In the fiscal year 2020/2021, Rwanda is expected to return to the good fiscal performance of recent years. For the first quarter of the year, the country mobilized 371.5 billion Rwandan Francs (RWF), or about $380 million, in tax revenues; this makes 105% of the initial target. The announcement was made on November 4 by Pascal Bizimana Ruganintwali (pictured), Commissioner General of the Rwanda Revenue Authority (RRA).

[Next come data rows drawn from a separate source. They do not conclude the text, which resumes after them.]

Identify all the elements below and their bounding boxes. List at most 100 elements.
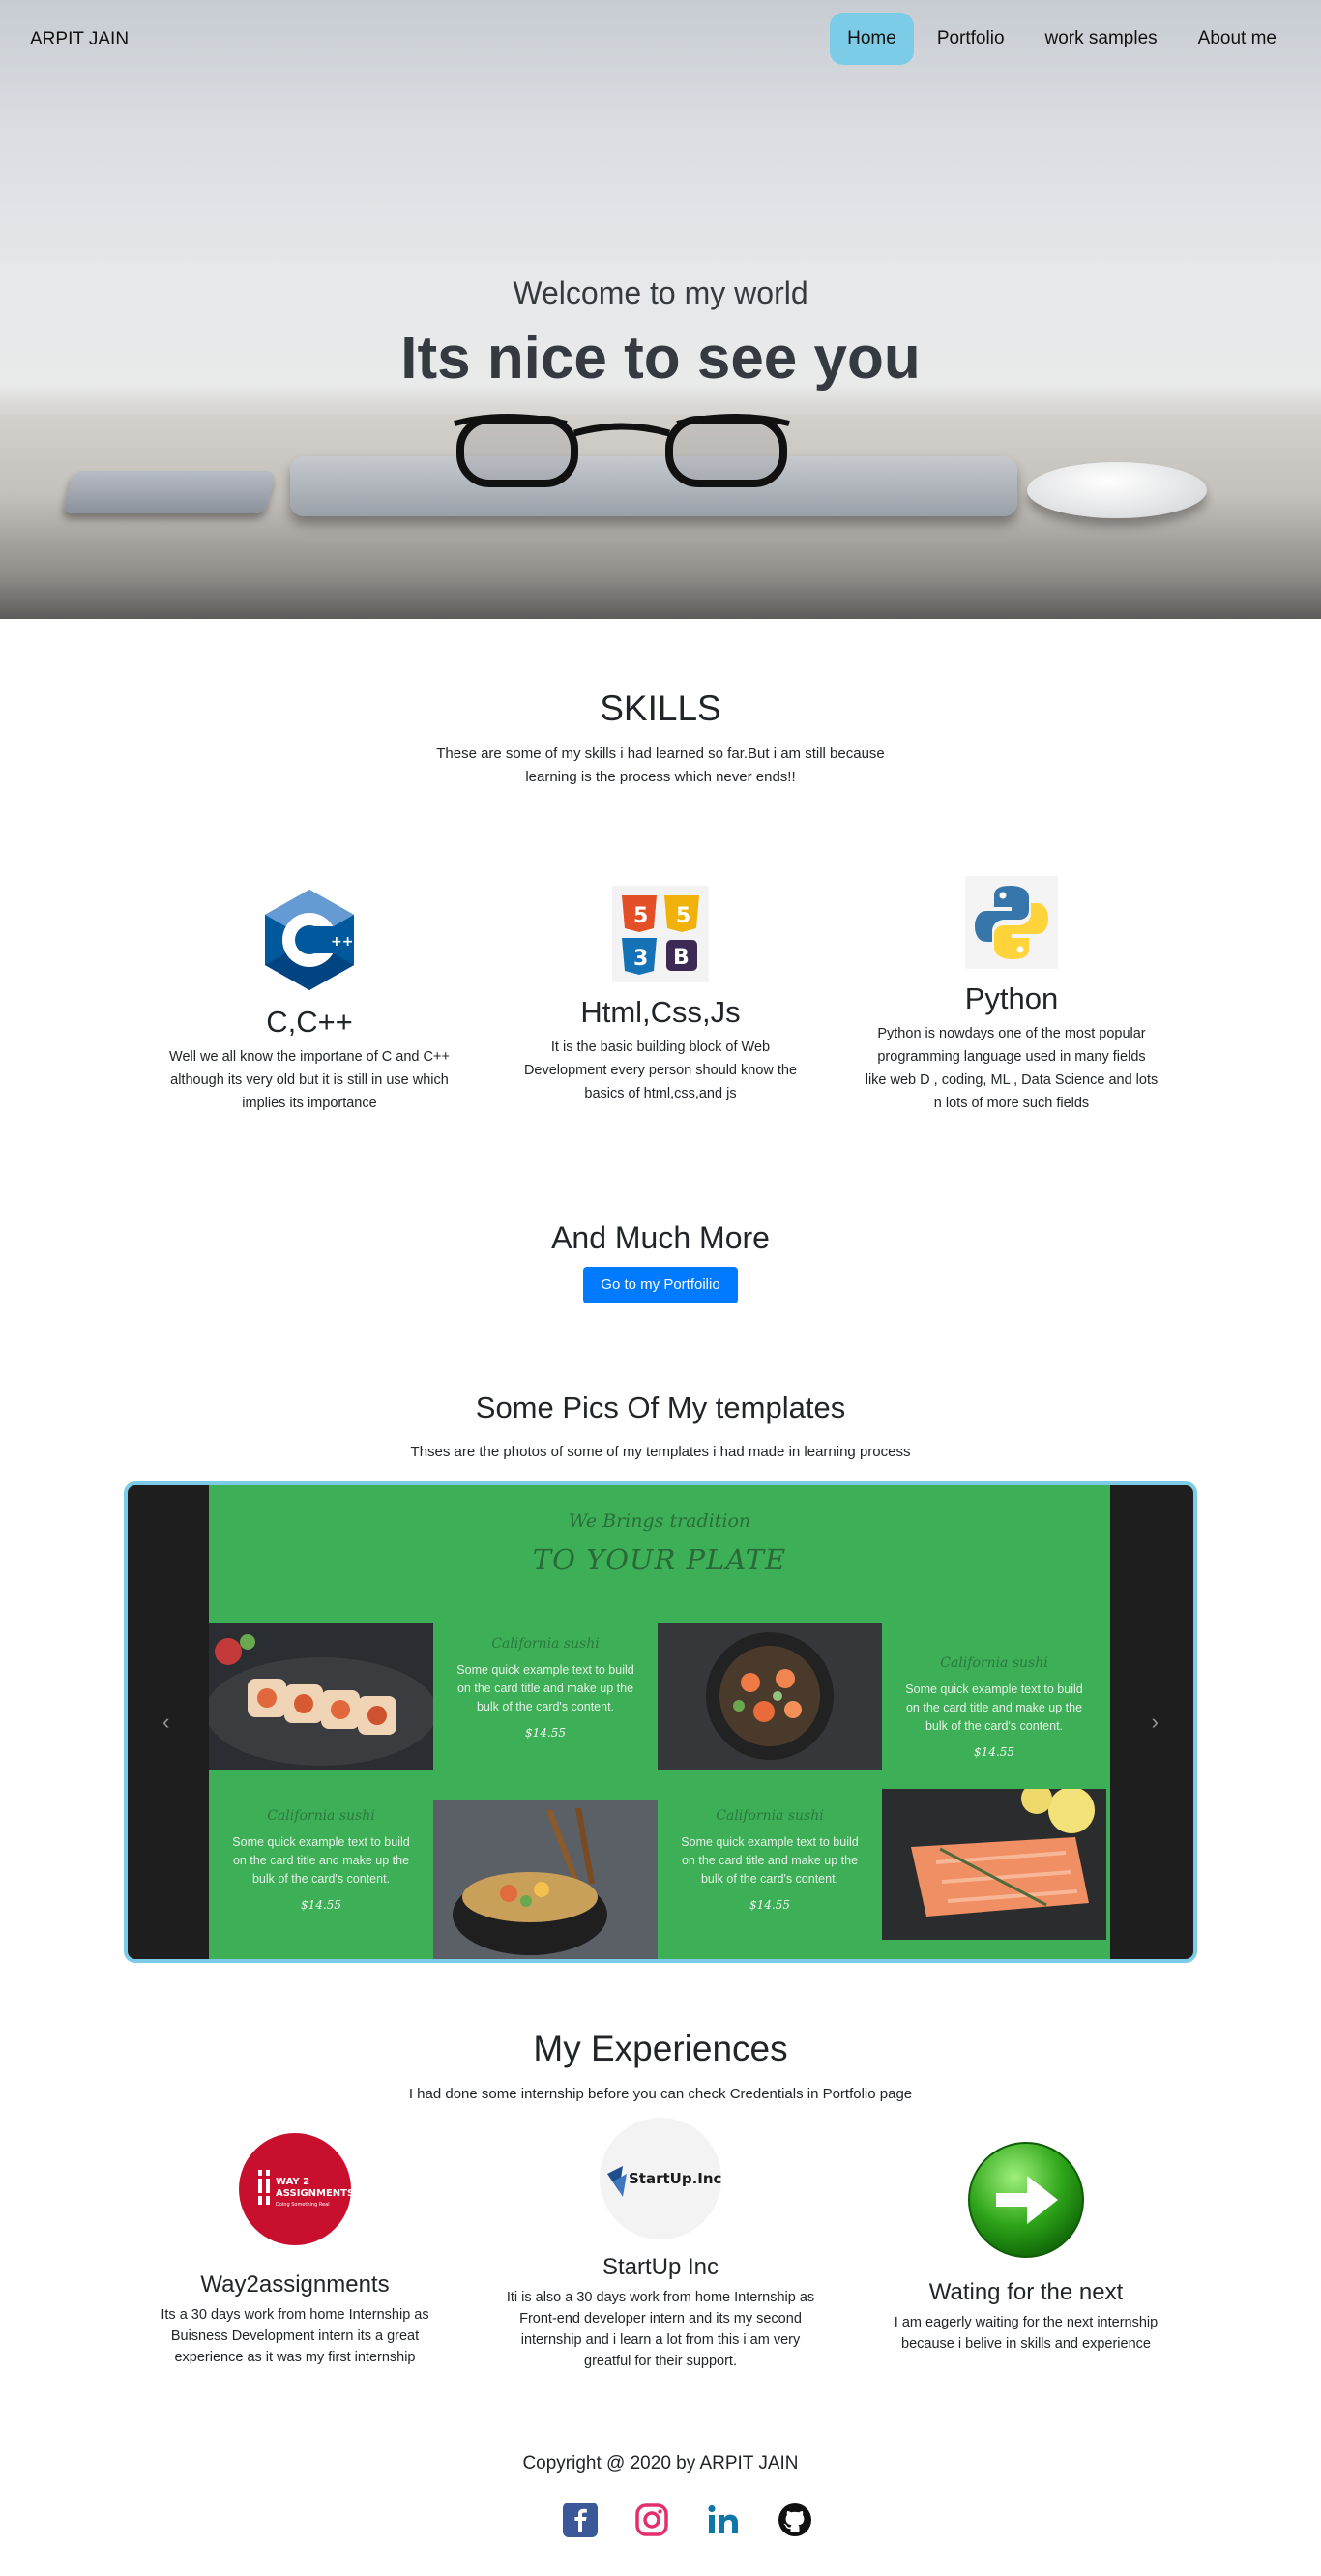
skill-desc-line: programming language used in many fields bbox=[877, 1049, 1146, 1065]
card-body: Some quick example text to build on the … bbox=[433, 1652, 658, 1716]
hero-mouse-image bbox=[1027, 462, 1207, 518]
skill-desc-line: although its very old but it is still in… bbox=[170, 1072, 449, 1088]
exp-desc-line: experience as it was my first internship bbox=[174, 2350, 416, 2365]
card-body-line: on the card title and make up the bbox=[681, 1854, 859, 1867]
shrimp-bowl-photo bbox=[658, 1623, 882, 1770]
exp-desc-line: Buisness Development intern its a great bbox=[170, 2328, 420, 2344]
experience-card-way2assignments: WAY 2 ASSIGNMENTS Doing Something Real W… bbox=[126, 2133, 464, 2368]
skill-desc-line: n lots of more such fields bbox=[933, 1096, 1090, 1111]
menu-card: California sushi Some quick example text… bbox=[882, 1642, 1106, 1789]
experiences-subtitle: I had done some internship before you ca… bbox=[408, 2086, 913, 2102]
brand-logo[interactable]: ARPIT JAIN bbox=[30, 29, 129, 50]
carousel-slide: We Brings tradition TO YOUR PLATE Califo… bbox=[209, 1485, 1110, 1959]
noodle-bowl-image bbox=[433, 1800, 658, 1959]
instagram-icon[interactable] bbox=[634, 2503, 669, 2537]
github-icon[interactable] bbox=[778, 2503, 812, 2537]
experience-title: Wating for the next bbox=[928, 2279, 1124, 2305]
exp-desc-line: Front-end developer intern and its my se… bbox=[519, 2311, 802, 2327]
hero-phone-image bbox=[62, 471, 277, 513]
skills-subtitle-line: These are some of my skills i had learne… bbox=[436, 746, 885, 762]
skills-subtitle: These are some of my skills i had learne… bbox=[370, 743, 951, 789]
nav-home[interactable]: Home bbox=[830, 13, 914, 65]
skill-desc-line: It is the basic building block of Web bbox=[550, 1039, 771, 1055]
more-title: And Much More bbox=[551, 1220, 770, 1255]
svg-text:++: ++ bbox=[331, 934, 353, 950]
card-body: Some quick example text to build on the … bbox=[882, 1671, 1106, 1736]
way2assignments-logo: WAY 2 ASSIGNMENTS Doing Something Real bbox=[239, 2133, 354, 2245]
exp-desc-line: internship and i learn a lot from this i… bbox=[520, 2332, 801, 2348]
portfolio-button[interactable]: Go to my Portfoilio bbox=[583, 1267, 738, 1303]
footer-copyright: Copyright @ 2020 by ARPIT JAIN bbox=[522, 2453, 799, 2474]
experience-card-startup: StartUp.Inc StartUp Inc Iti is also a 30… bbox=[477, 2118, 844, 2372]
next-arrow-icon bbox=[968, 2142, 1084, 2258]
carousel-prev-arrow[interactable]: ‹ bbox=[162, 1710, 169, 1735]
templates-subtitle: Thses are the photos of some of my templ… bbox=[410, 1444, 911, 1460]
svg-text:5: 5 bbox=[633, 904, 648, 928]
skill-card-cpp: ++ C,C++ Well we all know the importane … bbox=[145, 888, 474, 1115]
card-title: California sushi bbox=[491, 1636, 600, 1652]
svg-text:B: B bbox=[673, 946, 690, 970]
card-body-line: Some quick example text to build bbox=[456, 1663, 634, 1677]
exp-desc-line: greatful for their support. bbox=[584, 2354, 737, 2369]
card-body-line: on the card title and make up the bbox=[456, 1682, 634, 1695]
card-title: California sushi bbox=[940, 1655, 1048, 1671]
experience-description: Its a 30 days work from home Internship … bbox=[126, 2304, 464, 2368]
card-price: $14.55 bbox=[749, 1898, 790, 1912]
skill-description: Well we all know the importane of C and … bbox=[145, 1045, 474, 1115]
svg-text:3: 3 bbox=[633, 947, 648, 971]
exp-desc-line: Its a 30 days work from home Internship … bbox=[161, 2307, 429, 2323]
skill-description: Python is nowdays one of the most popula… bbox=[847, 1022, 1176, 1115]
card-body-line: Some quick example text to build bbox=[905, 1683, 1083, 1696]
navbar: ARPIT JAIN Home Portfolio work samples A… bbox=[0, 0, 1321, 79]
card-body-line: bulk of the card's content. bbox=[476, 1700, 615, 1713]
python-icon bbox=[965, 876, 1058, 969]
skills-title: SKILLS bbox=[600, 688, 721, 728]
linkedin-icon[interactable] bbox=[706, 2503, 741, 2537]
skill-title: Python bbox=[964, 981, 1059, 1015]
exp-desc-line: I am eagerly waiting for the next intern… bbox=[894, 2315, 1159, 2330]
logo-text: StartUp.Inc bbox=[629, 2170, 721, 2187]
cpp-icon: ++ bbox=[265, 890, 354, 990]
card-body-line: Some quick example text to build bbox=[681, 1835, 859, 1849]
slide-headline: TO YOUR PLATE bbox=[532, 1543, 787, 1576]
nav-portfolio[interactable]: Portfolio bbox=[920, 13, 1022, 65]
glasses-image bbox=[454, 414, 790, 487]
hero-subtitle: Welcome to my world bbox=[513, 276, 808, 310]
experience-title: StartUp Inc bbox=[602, 2254, 719, 2280]
card-body: Some quick example text to build on the … bbox=[658, 1824, 882, 1888]
skill-title: C,C++ bbox=[266, 1005, 353, 1039]
startup-logo: StartUp.Inc bbox=[600, 2118, 721, 2239]
logo-text: WAY 2 bbox=[276, 2177, 309, 2187]
hero-title: Its nice to see you bbox=[400, 325, 921, 392]
card-title: California sushi bbox=[267, 1808, 375, 1824]
social-links bbox=[563, 2503, 812, 2537]
card-body-line: on the card title and make up the bbox=[232, 1854, 410, 1867]
skill-desc-line: Well we all know the importane of C and … bbox=[169, 1049, 450, 1065]
skill-card-web: 5 5 3 B Html,Css,Js It is the basic buil… bbox=[496, 886, 825, 1105]
templates-carousel[interactable]: We Brings tradition TO YOUR PLATE Califo… bbox=[124, 1481, 1197, 1963]
nav-about-me[interactable]: About me bbox=[1181, 13, 1294, 65]
skill-card-python: Python Python is nowdays one of the most… bbox=[847, 876, 1176, 1115]
card-price: $14.55 bbox=[525, 1726, 566, 1740]
nav-work-samples[interactable]: work samples bbox=[1028, 13, 1175, 65]
card-price: $14.55 bbox=[301, 1898, 341, 1912]
slide-kicker: We Brings tradition bbox=[568, 1510, 751, 1532]
experiences-title: My Experiences bbox=[533, 2029, 788, 2068]
skill-description: It is the basic building block of Web De… bbox=[496, 1036, 825, 1105]
card-price: $14.55 bbox=[974, 1745, 1014, 1759]
skill-desc-line: Python is nowdays one of the most popula… bbox=[877, 1026, 1146, 1041]
exp-desc-line: Iti is also a 30 days work from home Int… bbox=[506, 2290, 815, 2305]
menu-card: California sushi Some quick example text… bbox=[658, 1795, 882, 1942]
sushi-photo bbox=[209, 1623, 433, 1770]
facebook-icon[interactable] bbox=[563, 2503, 598, 2537]
experience-description: Iti is also a 30 days work from home Int… bbox=[477, 2287, 844, 2372]
card-body-line: on the card title and make up the bbox=[905, 1701, 1083, 1714]
skill-desc-line: basics of html,css,and js bbox=[584, 1086, 737, 1101]
carousel-next-arrow[interactable]: › bbox=[1152, 1710, 1159, 1735]
experience-card-next: Wating for the next I am eagerly waiting… bbox=[857, 2141, 1195, 2355]
skill-desc-line: implies its importance bbox=[242, 1096, 377, 1111]
experience-title: Way2assignments bbox=[200, 2271, 390, 2298]
card-body: Some quick example text to build on the … bbox=[209, 1824, 433, 1888]
skill-title: Html,Css,Js bbox=[580, 995, 741, 1029]
salmon-image bbox=[882, 1789, 1106, 1940]
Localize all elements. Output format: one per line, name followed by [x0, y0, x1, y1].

Amid the covid-19 pandemic, which has considerably slowed down business activity (particularly tourism) in the country, this good performance offers interesting prospects for economic recovery.
In July 2020, the RRA reported that it had managed to mobilize only 93% of targets for fiscal year 2019/2020 and even expected a 10% drop in performance for 2020/2021. According to Commissioner Ruganintwali, the good performance recorded in the first quarter of the current fiscal year is the result of a strategy to increase the VAT (value added tax) collected by the institution.
“We have put much efforts into technology, for instance, ensuring the use of EBM (electronic billing machine) by taxpayers, especially on imported commodities and industries. This limited tax evasion.” The official said, according to comments relayed by New Times.
Also, the fairly rapid reopening of businesses, as part of the lifting of the restrictive measures imposed to slow the spread of the pandemic, has led to a quick resuming of tax payment.